Dans tous les cas (statut, cohabitation, demande), Philippe
peut faire valoir ce qu'il revendique être des responsabilités
adultes. Les relations racontées servent donc bien son identité
sociale.
3 Une relation choisie, pas forcément
confirmée par l'autre
Philippe ne semble pas avoir d'emblée été
parent d'Hélène, tout comme il ne l'a pas été
d'emblée pour les enfants avec qui il vit. Il l'est devenu suite
à une rencontre, une élection mutuelle (pour
Hélène), suite à une cohabitation (pour les enfants
statutaires d'Odile) ou suite à une reconnaissance à l'Etat Civil
au moment de la naissance (pour ses enfants statutaires)
168 BERGER Peter, LUCKMANN Thomas (2006), La construction
sociale de la réalité, Paris, Armand Colin
(1ère édition 1966, The Social Construction of
Reality)
Le « T'es pas mon père »
démontre qu'il n'a pas non plus été reconnu comme parent
par tous les enfants en question, même s'il se considérait comme
parent. Lisa, de même, considérait que Thibault était au
départ trop petit pour exprimer qu'il la considérait comme
parent. François ne revendique aucune confirmation de la part de Sarah.
En revanche, pour Hélène et Philippe, la demande serait selon lui
- venue d'elle. La parentalité serait dans ce cas, une réponse
à une affiliation (dans le sens où Hélène le
considèrerait selon lui comme son « papa de coeur »).

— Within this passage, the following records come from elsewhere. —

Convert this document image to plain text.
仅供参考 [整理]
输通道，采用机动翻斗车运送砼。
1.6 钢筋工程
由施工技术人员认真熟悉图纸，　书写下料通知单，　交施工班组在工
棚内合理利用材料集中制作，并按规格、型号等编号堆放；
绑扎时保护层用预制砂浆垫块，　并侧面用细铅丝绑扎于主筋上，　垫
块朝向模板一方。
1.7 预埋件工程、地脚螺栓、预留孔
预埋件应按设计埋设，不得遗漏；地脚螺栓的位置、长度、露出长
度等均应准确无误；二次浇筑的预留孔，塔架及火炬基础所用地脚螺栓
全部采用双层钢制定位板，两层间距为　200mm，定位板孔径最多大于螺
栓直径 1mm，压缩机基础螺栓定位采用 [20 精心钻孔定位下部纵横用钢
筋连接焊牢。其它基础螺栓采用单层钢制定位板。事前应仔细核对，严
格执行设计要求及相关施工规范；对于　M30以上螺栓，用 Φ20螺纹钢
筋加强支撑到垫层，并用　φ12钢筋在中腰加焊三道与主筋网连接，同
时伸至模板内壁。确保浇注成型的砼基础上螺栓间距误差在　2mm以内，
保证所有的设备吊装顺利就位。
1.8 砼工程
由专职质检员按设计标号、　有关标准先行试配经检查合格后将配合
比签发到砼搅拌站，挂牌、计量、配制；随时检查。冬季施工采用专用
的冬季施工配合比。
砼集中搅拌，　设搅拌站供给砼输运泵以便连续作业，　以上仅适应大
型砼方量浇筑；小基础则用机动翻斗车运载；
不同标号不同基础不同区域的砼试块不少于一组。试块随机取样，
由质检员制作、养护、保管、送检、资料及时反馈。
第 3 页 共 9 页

Dans le langage de François de Singly, la parentalité pourrait
alors devenir un lien électif au même titre que le couple, dans le
sens où il serait choisi et choisi de nouveau continuellement
jusqu'à rupture du lien, quand il ne sert plus l'identité des
membres de la relation. Il prend l'exemple de François d'Assise. Dans
cette situation, c'est la filiation qui est rompue. « A son procès
[que lui a intenté son père car il était un mauvais fils],
François d'Assise dit : « Je ne suis plus ton fils », ce qui
est très différent d'un père qui dirait « Je ne suis
plus ton père ». [...] Quand François d'Assise dit «
Non, je ne suis pas d'abord le fils de mon père », il choisit sa
propre définition, définition qui n'exclut pas le fait qu'il peut
choisir un autre père (il choisit Dieu). Mais pas n'importe quel Dieu,
pas le Dieu des missions de la fin du XIXème siècle qui fait
trembler. Il choisit un Dieu éminemment personnel. »169
Entre un parent et son affilié-e, il y a donc bien deux
relations qui ne s'impliquent pas l'une et l'autre. On peut se
considérer comme parent d'un-e individu-e qui ne nous considère
pas comme tel. Inversement, on peut être considéré comme
parent par une personne sans que nous-mêmes ne soyons au courant de cette
considération, ni que nous ne nous définissions de cette
manière.
169 SINGLY François de (2007), Le lien familial en
crise, Paris, Editions Rue d'ULM, p.8-9.